Devorei os dedos dos pés, unhas, uma por uma

tornozelos, joelhos e coxas paralelas.

Tuas nádegas macias como relva serenada.

Peregrinei de um polo a outro pela pélvis

por pouco não me perco em perigoso perímetro.

Serpenteei entre os vãos de tuas costelas

abertas aos miúdos de minha imaginação.

Abusei do insondável abismo de teu abdômen

terreno vasto para valiosas provações.

Arranquei todos os pelos espalhados no caminho

antes mesmo de senti-los eriçados.

Divertia-me ver o movimento de tuas vértebras

vergando a cada nova cravada de minha arcada.

 

Devorei-te com a insana voracidade

requerida pela particularidade sublime da ocasião.
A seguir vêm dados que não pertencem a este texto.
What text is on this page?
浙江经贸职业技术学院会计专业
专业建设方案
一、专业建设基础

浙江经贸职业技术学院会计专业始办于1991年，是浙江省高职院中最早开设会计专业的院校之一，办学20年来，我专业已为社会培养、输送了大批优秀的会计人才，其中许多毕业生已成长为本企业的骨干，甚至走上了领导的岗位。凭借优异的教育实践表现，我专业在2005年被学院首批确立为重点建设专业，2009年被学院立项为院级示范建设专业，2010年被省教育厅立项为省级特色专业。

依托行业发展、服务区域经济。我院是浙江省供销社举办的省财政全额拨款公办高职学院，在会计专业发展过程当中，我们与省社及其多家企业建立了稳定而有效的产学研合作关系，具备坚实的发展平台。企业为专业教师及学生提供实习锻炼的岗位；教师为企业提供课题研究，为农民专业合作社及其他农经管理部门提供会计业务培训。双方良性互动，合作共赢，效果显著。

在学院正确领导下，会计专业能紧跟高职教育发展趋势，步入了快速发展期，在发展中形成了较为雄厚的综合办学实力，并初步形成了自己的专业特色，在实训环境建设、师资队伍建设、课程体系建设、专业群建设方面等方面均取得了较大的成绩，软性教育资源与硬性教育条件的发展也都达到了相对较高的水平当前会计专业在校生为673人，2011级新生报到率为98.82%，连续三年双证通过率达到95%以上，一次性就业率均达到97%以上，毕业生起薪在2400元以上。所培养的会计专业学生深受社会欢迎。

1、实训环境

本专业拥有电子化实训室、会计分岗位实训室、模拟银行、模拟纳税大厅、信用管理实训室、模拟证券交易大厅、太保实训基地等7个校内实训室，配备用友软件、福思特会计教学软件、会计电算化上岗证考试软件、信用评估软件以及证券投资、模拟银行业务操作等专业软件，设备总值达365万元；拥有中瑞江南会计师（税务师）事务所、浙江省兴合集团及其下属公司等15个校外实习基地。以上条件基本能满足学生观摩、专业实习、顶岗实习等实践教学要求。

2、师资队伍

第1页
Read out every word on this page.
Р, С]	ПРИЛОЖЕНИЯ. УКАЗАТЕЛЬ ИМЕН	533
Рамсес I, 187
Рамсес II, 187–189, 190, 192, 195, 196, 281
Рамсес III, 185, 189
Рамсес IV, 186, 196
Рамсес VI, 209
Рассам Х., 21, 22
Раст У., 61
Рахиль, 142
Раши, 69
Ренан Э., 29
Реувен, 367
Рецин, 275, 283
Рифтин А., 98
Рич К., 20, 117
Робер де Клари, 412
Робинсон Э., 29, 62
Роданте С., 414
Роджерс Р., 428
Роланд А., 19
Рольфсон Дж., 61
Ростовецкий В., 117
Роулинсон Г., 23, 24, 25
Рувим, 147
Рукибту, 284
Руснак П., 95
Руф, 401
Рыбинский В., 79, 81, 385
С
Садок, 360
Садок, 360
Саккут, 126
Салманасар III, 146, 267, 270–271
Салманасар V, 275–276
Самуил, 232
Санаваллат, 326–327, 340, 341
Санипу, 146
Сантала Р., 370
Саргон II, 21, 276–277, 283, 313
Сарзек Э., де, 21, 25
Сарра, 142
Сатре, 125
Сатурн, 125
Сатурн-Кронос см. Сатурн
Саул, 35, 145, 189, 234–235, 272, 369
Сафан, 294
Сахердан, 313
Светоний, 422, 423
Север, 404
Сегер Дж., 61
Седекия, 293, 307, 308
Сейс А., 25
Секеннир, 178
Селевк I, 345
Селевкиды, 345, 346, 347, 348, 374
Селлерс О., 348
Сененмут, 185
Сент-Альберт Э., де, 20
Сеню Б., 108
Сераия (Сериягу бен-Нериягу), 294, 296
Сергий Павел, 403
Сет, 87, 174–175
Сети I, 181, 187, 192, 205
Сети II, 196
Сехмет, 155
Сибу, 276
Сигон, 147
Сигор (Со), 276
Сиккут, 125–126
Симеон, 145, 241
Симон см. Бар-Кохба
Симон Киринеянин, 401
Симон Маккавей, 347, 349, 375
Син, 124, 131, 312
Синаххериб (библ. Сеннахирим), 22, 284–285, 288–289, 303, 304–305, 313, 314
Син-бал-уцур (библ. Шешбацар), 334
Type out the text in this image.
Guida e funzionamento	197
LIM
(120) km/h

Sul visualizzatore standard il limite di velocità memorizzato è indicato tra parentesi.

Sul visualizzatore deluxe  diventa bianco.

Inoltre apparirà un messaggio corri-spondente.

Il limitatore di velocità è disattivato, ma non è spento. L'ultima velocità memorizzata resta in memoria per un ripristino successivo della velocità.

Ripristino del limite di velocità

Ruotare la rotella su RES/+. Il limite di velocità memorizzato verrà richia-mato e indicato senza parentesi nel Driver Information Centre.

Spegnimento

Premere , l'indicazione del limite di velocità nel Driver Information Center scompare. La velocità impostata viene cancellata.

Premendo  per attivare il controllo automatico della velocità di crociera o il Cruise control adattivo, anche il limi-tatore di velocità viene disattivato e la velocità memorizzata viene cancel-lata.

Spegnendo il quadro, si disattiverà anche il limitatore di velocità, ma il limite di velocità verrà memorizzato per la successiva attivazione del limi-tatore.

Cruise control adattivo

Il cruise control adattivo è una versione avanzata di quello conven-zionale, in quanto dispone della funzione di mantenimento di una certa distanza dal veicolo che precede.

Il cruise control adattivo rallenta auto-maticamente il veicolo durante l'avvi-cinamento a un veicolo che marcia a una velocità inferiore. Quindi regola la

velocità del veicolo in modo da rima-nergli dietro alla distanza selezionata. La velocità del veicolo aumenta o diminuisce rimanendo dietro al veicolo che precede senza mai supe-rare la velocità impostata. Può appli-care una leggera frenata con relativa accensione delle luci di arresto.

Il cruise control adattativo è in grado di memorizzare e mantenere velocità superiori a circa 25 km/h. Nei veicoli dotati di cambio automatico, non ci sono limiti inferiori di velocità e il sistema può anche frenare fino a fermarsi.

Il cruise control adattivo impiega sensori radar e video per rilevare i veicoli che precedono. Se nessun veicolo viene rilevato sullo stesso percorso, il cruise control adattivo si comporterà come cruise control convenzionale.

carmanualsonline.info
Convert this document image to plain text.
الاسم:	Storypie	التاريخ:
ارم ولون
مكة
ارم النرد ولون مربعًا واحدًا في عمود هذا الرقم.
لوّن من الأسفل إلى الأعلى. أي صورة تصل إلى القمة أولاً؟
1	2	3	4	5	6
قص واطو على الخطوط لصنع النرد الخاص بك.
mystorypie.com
Atiçado pelo pulsar ritmado de tuas artérias,

encharquei-me todo com aquele denso sangue

vermelho-todo-vivo chamativo de sempre

feito lava de vulcão que nunca arrefece.

Temperei tua presença com ervas finas

cultivadas em frescas lembranças silvestres.

Foste naquele dia meu eterno banquete favorito

preparado no improviso lírico das circunstâncias

servido sem talher, prato ou etiqueta.

 

Devorei-te totalmente naquela primavera.

E já imerso na glória efêmera da saciedade

roí tuas doces cartilagens espalhadas

sem deixar para trás os mínimos vestígios.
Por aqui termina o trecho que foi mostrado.